4. Department of Health (1992) The Health of the Nation: A Strategy for Health in England, London : HMSO.
5. Bartley, M., Blane, D. and Davey Smith, G. (1998) 'Introduction: Beyond the Black Report' in M. Bartley, D. Blane and G. Davey Smith (eds.) The Sociology of Health Inequalities, Oxford : Blackwell.
6. Blane, D., Brunner, E. and Wilkinson, R. (eds.) (1996) Health and Social Organization. London : Routledge.
7. Blane, D. (1985) 'An assessment of the Black Report's explanations of health inequalities'. Sociology of Health and Illness, 7 pp.423-445.
8. Wilkinson, R. (1996) Unhealthy Societies: the Afflictions of Inequality, London : Routledge.
9. Wilkinson, R., Kawachi, I. and Kennedy, B. (1998) 'Mortality, the social environment, crime and violence' in M. Bartley, D. Blane and G. Davey Smith (eds.) The Sociology of Health Inequalities, Oxford : Blackwell.
10. Putnam, R. D. (1995) 'Tuning in, tuning out: the strange disappearance of social capital in America' Political Science and Politics, 4 pp.664-83.

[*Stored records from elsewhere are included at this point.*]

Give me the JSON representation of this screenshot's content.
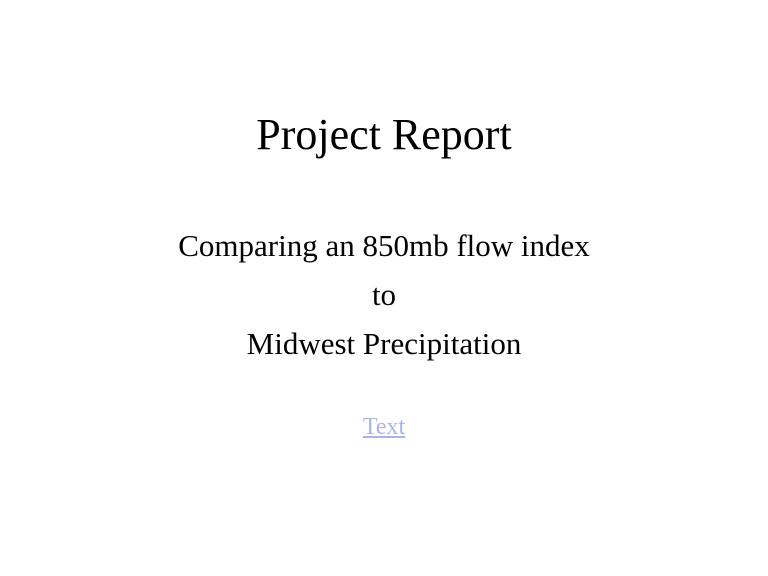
{
  "slide": {
    "title": "Project Report",
    "subtitle_lines": [
      "Comparing an 850mb flow index",
      "to",
      "Midwest Precipitation"
    ],
    "link_text": "Text"
  },
  "colors": {
    "background": "#ffffff",
    "text": "#000000",
    "link": "#a9b4e8"
  }
}
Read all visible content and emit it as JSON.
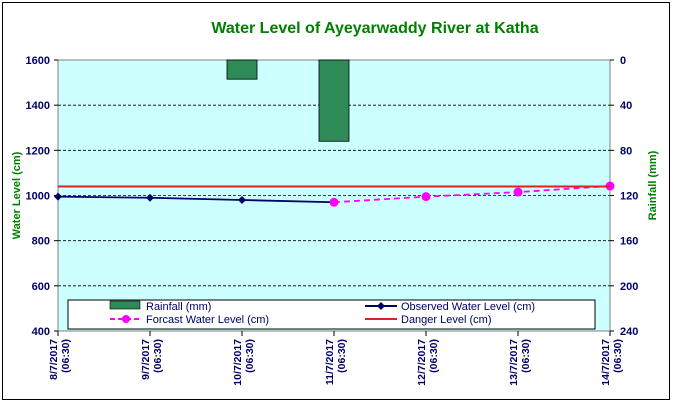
{
  "chart_data": {
    "type": "line",
    "title": "Water Level of Ayeyarwaddy River at Katha",
    "ylabel": "Water Level (cm)",
    "y2label": "Rainfall (mm)",
    "ylim": [
      400,
      1600
    ],
    "y2lim": [
      0,
      240
    ],
    "y2_inverted": true,
    "yticks": [
      400,
      600,
      800,
      1000,
      1200,
      1400,
      1600
    ],
    "y2ticks": [
      0,
      40,
      80,
      120,
      160,
      200,
      240
    ],
    "categories": [
      "8/7/2017 (06:30)",
      "9/7/2017 (06:30)",
      "10/7/2017 (06:30)",
      "11/7/2017 (06:30)",
      "12/7/2017 (06:30)",
      "13/7/2017 (06:30)",
      "14/7/2017 (06:30)"
    ],
    "grid": true,
    "legend": "bottom",
    "series": [
      {
        "name": "Rainfall (mm)",
        "type": "bar",
        "axis": "right",
        "color": "#2e8b57",
        "values": [
          0,
          0,
          17,
          72,
          null,
          null,
          null
        ]
      },
      {
        "name": "Observed Water Level (cm)",
        "type": "line",
        "color": "#000066",
        "values": [
          995,
          990,
          980,
          970,
          null,
          null,
          null
        ]
      },
      {
        "name": "Forcast Water Level (cm)",
        "type": "dashed-line",
        "color": "#ff00ff",
        "values": [
          null,
          null,
          null,
          970,
          995,
          1015,
          1042
        ]
      },
      {
        "name": "Danger Level (cm)",
        "type": "line",
        "color": "#e02020",
        "values": [
          1040,
          1040,
          1040,
          1040,
          1040,
          1040,
          1040
        ]
      }
    ]
  }
}
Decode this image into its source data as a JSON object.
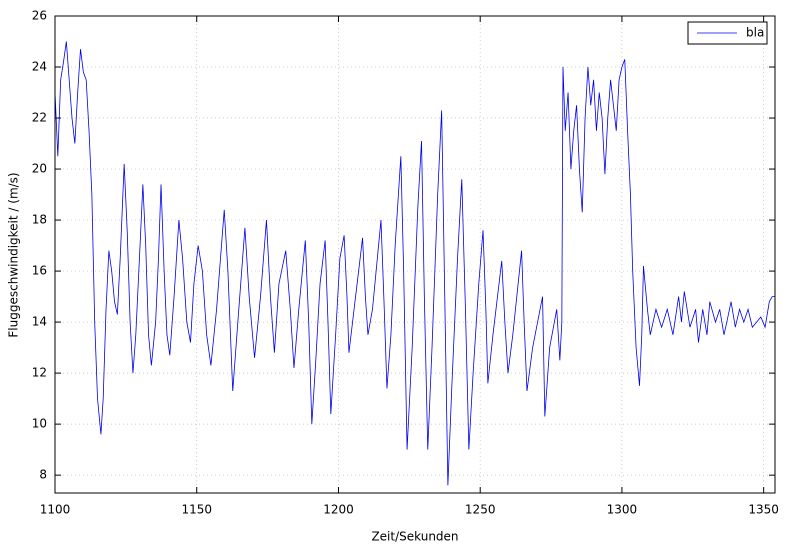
{
  "chart_data": {
    "type": "line",
    "xlabel": "Zeit/Sekunden",
    "ylabel": "Fluggeschwindigkeit / (m/s)",
    "x": [
      1100,
      1101,
      1102,
      1103,
      1104,
      1105,
      1106,
      1107,
      1108,
      1109,
      1110,
      1111,
      1112,
      1113,
      1114,
      1115,
      1116.2,
      1117,
      1118,
      1119,
      1120,
      1121,
      1122,
      1123,
      1124.4,
      1125.5,
      1126.5,
      1127.5,
      1128.5,
      1130,
      1131,
      1132,
      1133,
      1134,
      1135.5,
      1136.5,
      1137.4,
      1138.5,
      1139.5,
      1140.5,
      1142,
      1143.7,
      1145,
      1146.5,
      1147.8,
      1149,
      1150.5,
      1152,
      1153.5,
      1155,
      1157,
      1159.7,
      1161,
      1162.7,
      1164.5,
      1167,
      1168.5,
      1170.4,
      1172.5,
      1174.6,
      1176,
      1177.4,
      1179,
      1181.4,
      1183,
      1184.3,
      1186,
      1188.3,
      1189.5,
      1190.6,
      1192,
      1193.5,
      1195.3,
      1196.3,
      1197.3,
      1199,
      1200.5,
      1202,
      1203,
      1203.7,
      1205.5,
      1208.5,
      1209.5,
      1210.4,
      1212,
      1215,
      1216,
      1217.1,
      1218.5,
      1220,
      1222,
      1223,
      1224.2,
      1226,
      1228,
      1229.3,
      1230.3,
      1231.5,
      1233,
      1235,
      1236.4,
      1237.5,
      1238.6,
      1240,
      1242,
      1243.5,
      1244.8,
      1246,
      1247.5,
      1249.5,
      1251,
      1252,
      1252.7,
      1254.5,
      1257.6,
      1258.7,
      1259.8,
      1261.5,
      1264.6,
      1265.5,
      1266.5,
      1268.5,
      1272,
      1272.8,
      1274.5,
      1277,
      1278.1,
      1278.8,
      1279.2,
      1280,
      1281,
      1282,
      1283,
      1284,
      1285,
      1286,
      1287,
      1288,
      1289,
      1290,
      1291,
      1292,
      1293,
      1294,
      1295,
      1296,
      1297,
      1298,
      1299,
      1300,
      1301,
      1302,
      1303,
      1303.8,
      1305,
      1306.2,
      1307,
      1307.6,
      1309,
      1310,
      1312,
      1314,
      1316,
      1318,
      1320,
      1321,
      1322,
      1324,
      1326,
      1327,
      1328.5,
      1330,
      1331,
      1333,
      1334.5,
      1336,
      1337,
      1338.5,
      1340,
      1341.5,
      1343,
      1344.5,
      1346,
      1347.5,
      1349,
      1350.5,
      1352,
      1353,
      1354
    ],
    "series": [
      {
        "name": "bla",
        "color": "#0000ee",
        "values": [
          23.0,
          20.5,
          23.5,
          24.2,
          25.0,
          23.5,
          22.0,
          21.0,
          23.0,
          24.7,
          23.8,
          23.5,
          21.5,
          19.0,
          14.0,
          11.0,
          9.6,
          11.0,
          14.5,
          16.8,
          16.0,
          14.8,
          14.3,
          16.5,
          20.2,
          17.5,
          14.0,
          12.0,
          13.5,
          17.0,
          19.4,
          17.0,
          13.5,
          12.3,
          14.0,
          16.5,
          19.4,
          16.0,
          13.5,
          12.7,
          15.0,
          18.0,
          16.5,
          14.0,
          13.2,
          15.5,
          17.0,
          16.0,
          13.5,
          12.3,
          14.5,
          18.4,
          16.0,
          11.3,
          14.0,
          17.7,
          15.0,
          12.6,
          15.0,
          18.0,
          15.0,
          12.8,
          15.5,
          16.8,
          14.5,
          12.2,
          14.5,
          17.2,
          14.0,
          10.0,
          12.5,
          15.5,
          17.2,
          14.0,
          10.4,
          13.5,
          16.5,
          17.4,
          15.0,
          12.8,
          14.5,
          17.3,
          15.0,
          13.5,
          14.5,
          18.0,
          15.0,
          11.4,
          13.5,
          17.0,
          20.5,
          16.0,
          9.0,
          13.0,
          18.5,
          21.1,
          15.0,
          9.0,
          13.0,
          19.0,
          22.3,
          15.0,
          7.6,
          11.5,
          16.5,
          19.6,
          14.5,
          9.0,
          12.0,
          15.5,
          17.6,
          14.5,
          11.6,
          13.5,
          16.4,
          14.0,
          12.0,
          13.5,
          16.8,
          14.0,
          11.3,
          13.0,
          15.0,
          10.3,
          13.0,
          14.5,
          12.5,
          14.0,
          24.0,
          21.5,
          23.0,
          20.0,
          21.5,
          22.5,
          20.0,
          18.3,
          22.0,
          24.0,
          22.5,
          23.5,
          21.5,
          23.0,
          22.0,
          19.8,
          22.0,
          23.5,
          22.5,
          21.5,
          23.5,
          24.0,
          24.3,
          21.5,
          19.0,
          16.0,
          13.0,
          11.5,
          13.5,
          16.2,
          14.5,
          13.5,
          14.5,
          13.8,
          14.5,
          13.5,
          15.0,
          14.0,
          15.2,
          13.8,
          14.5,
          13.2,
          14.5,
          13.5,
          14.8,
          14.0,
          14.5,
          13.5,
          14.0,
          14.8,
          13.8,
          14.5,
          14.0,
          14.5,
          13.8,
          14.0,
          14.2,
          13.8,
          14.8,
          15.0,
          15.0
        ]
      }
    ],
    "xlim": [
      1100,
      1354
    ],
    "ylim": [
      7.3,
      26
    ],
    "xticks": [
      1100,
      1150,
      1200,
      1250,
      1300,
      1350
    ],
    "yticks": [
      8,
      10,
      12,
      14,
      16,
      18,
      20,
      22,
      24,
      26
    ],
    "grid": true,
    "legend": "upper right"
  }
}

11. Elstad, L. L. (1998) 'The psycho-social perspective on social inequalities in health' in M. Bartley, D. Blane and G. Davey Smith (eds.) The Sociology of Health Inequalities, Oxford : Blackwell.
12. Popay, J, Williams, G., Thomas, C. and Gatrell, A. (1998) 'Theorising inequalities in health: the place of lay knowledge' in M. Bartley, D. Blane and G. Davey Smith (eds.) The Sociology of Health Inequalities, Oxford : Blackwell. (Also in Sociology of Health and Illness 20 (5) pp.619-644).